Critique " Dorothy "

Publié le par Wolf Tone

Ola ! Urgence ! URGENCE ! Vingt jours que cette bombe est sortie, 20 putain de jours, et moi de vous pondre avec tant de retard ma petite déclaration à cette perle du cinéma de genre ! C’est mal fait la vie parfois, j’vous dis pas… La psychiatre Jane Morton est envoyée dans une île paumée au large du Donegal, en Irlande, pour étudier le cas de Dorothy Mills, une ado accusée d’avoir tenter de tuer un bébé. Mais la communauté où elle vit est plutôt retors à l’idée de voir une étrangère fourrer son nez dans les affaires locales.

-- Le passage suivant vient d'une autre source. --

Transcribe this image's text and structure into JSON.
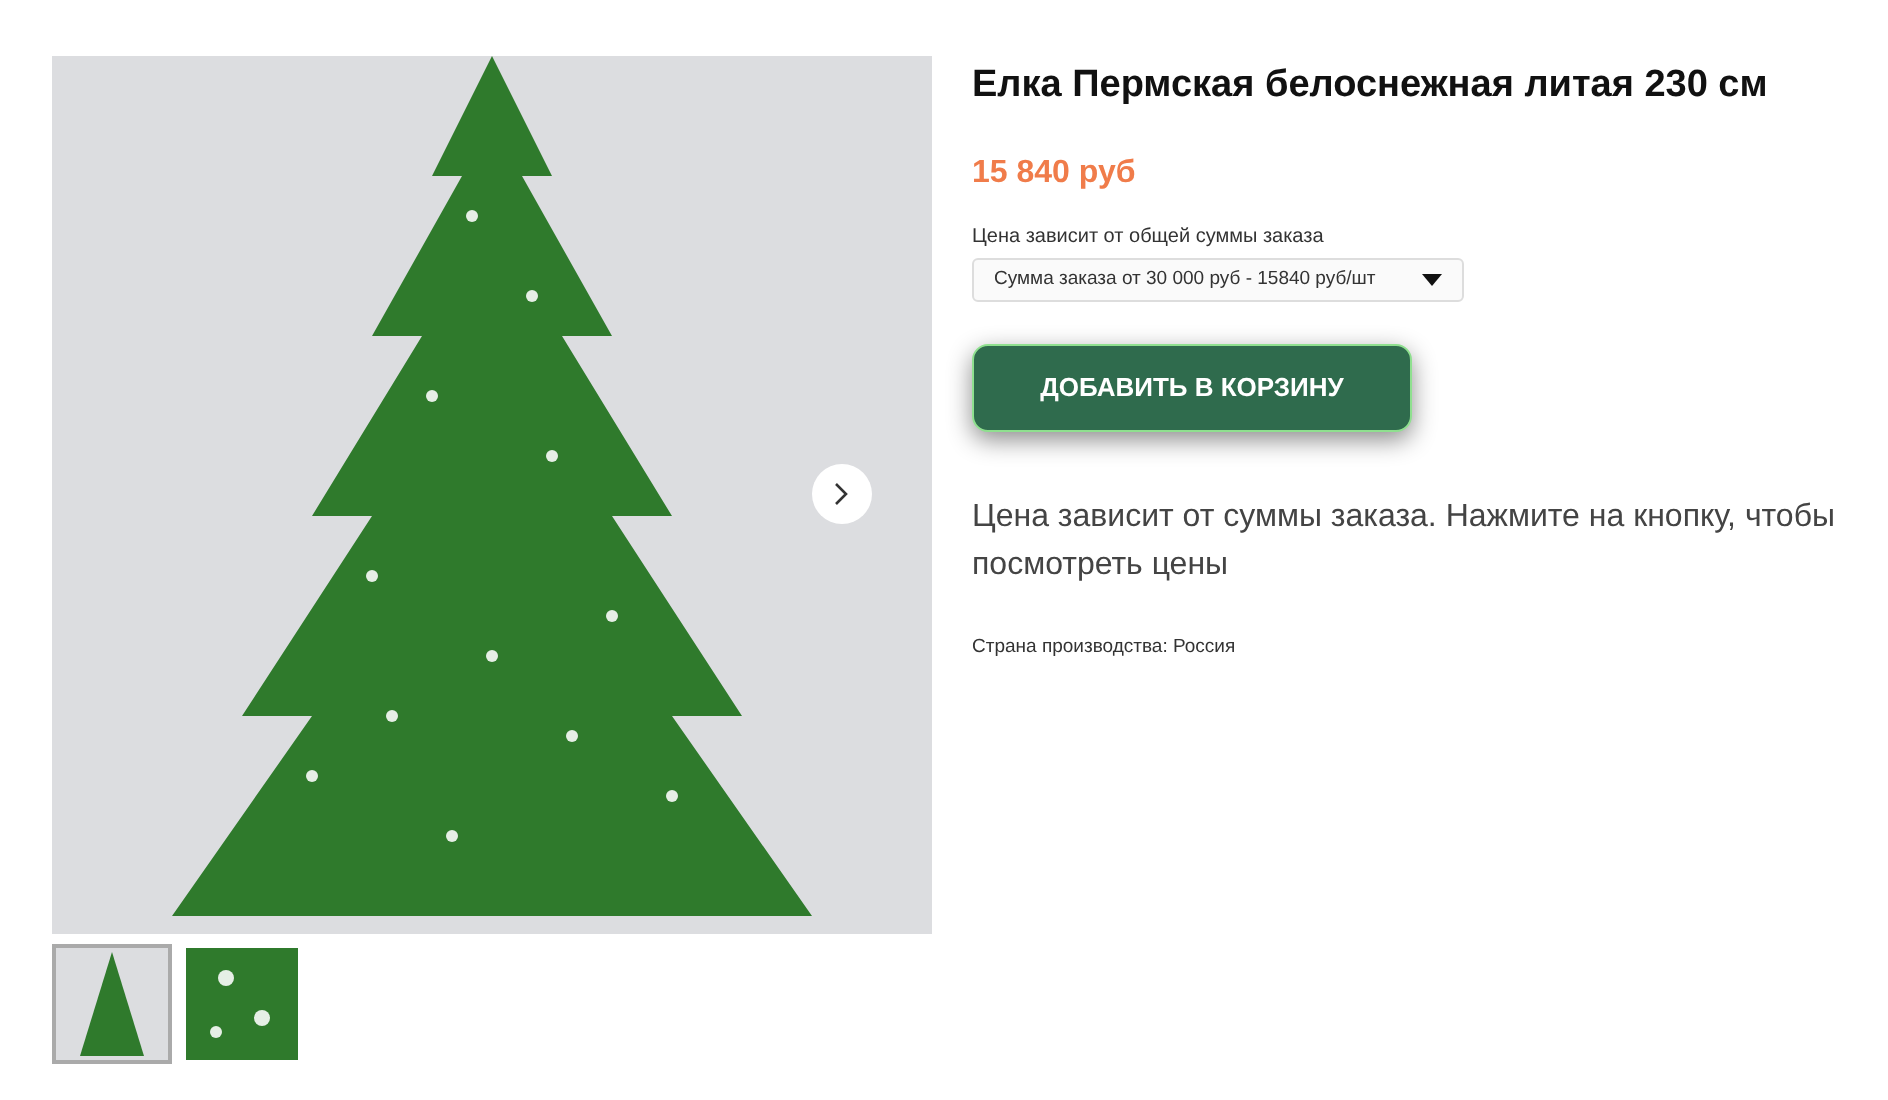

Agnès Merlet nous fait la totale. Ici, pas de pan du film traité à la légère. Du casting au lieu où se déroule le film, de la description des membres de la communauté à l’aspect psychanalytique en passant par le poids de la religion, la réalisatrice marche sur un fil ténu qui passe de l’un à l’autre dans un équilibre presque parfait. En premier, il y a le choix de l’Irlande comme terreau à son drame. Pas le Celtic Tiger, mais l’Eire profonde, celle des Magdeleine Sisters, du catholicisme fervent, de la rugosité paysanne. Il faut savoir que la chrétienté irlandaise est assez particulière : au lieu de vouloir détruire les restes des religions antérieurs, elle les a englobé, digéré pour en faire d’autres pièces de son puzzle. Mieux, les moines irlandais furent pendant des siècles les restaurateurs d’une culture gaëllique et païenne tellement riche qu’ils comprirent qu’elle devait être transmise. Le tout donna alors un christianisme hybride, où le triskel devint la Sainte Trinité. Du coup, quoi de plus naturel que de se servir de cet univers entre bigoterie et surnaturel, de ce monde paysan plein de croyances et de paradoxes, pour nous conter l’histoire hors du commun de Dorothy ? Produit d’une société du secret, pétrie d’une dévoterie exacerbé, l’adolescente est la représentation du chaos psychique de sa communauté. Merlet arrive à nous le faire ressentir, que ce soit dans la violence contenue des habitants du patelin ( on se croirait devant les péquenauds de « Straw Dogs » ! ) ou dans les messes dites dans une chapelle austère.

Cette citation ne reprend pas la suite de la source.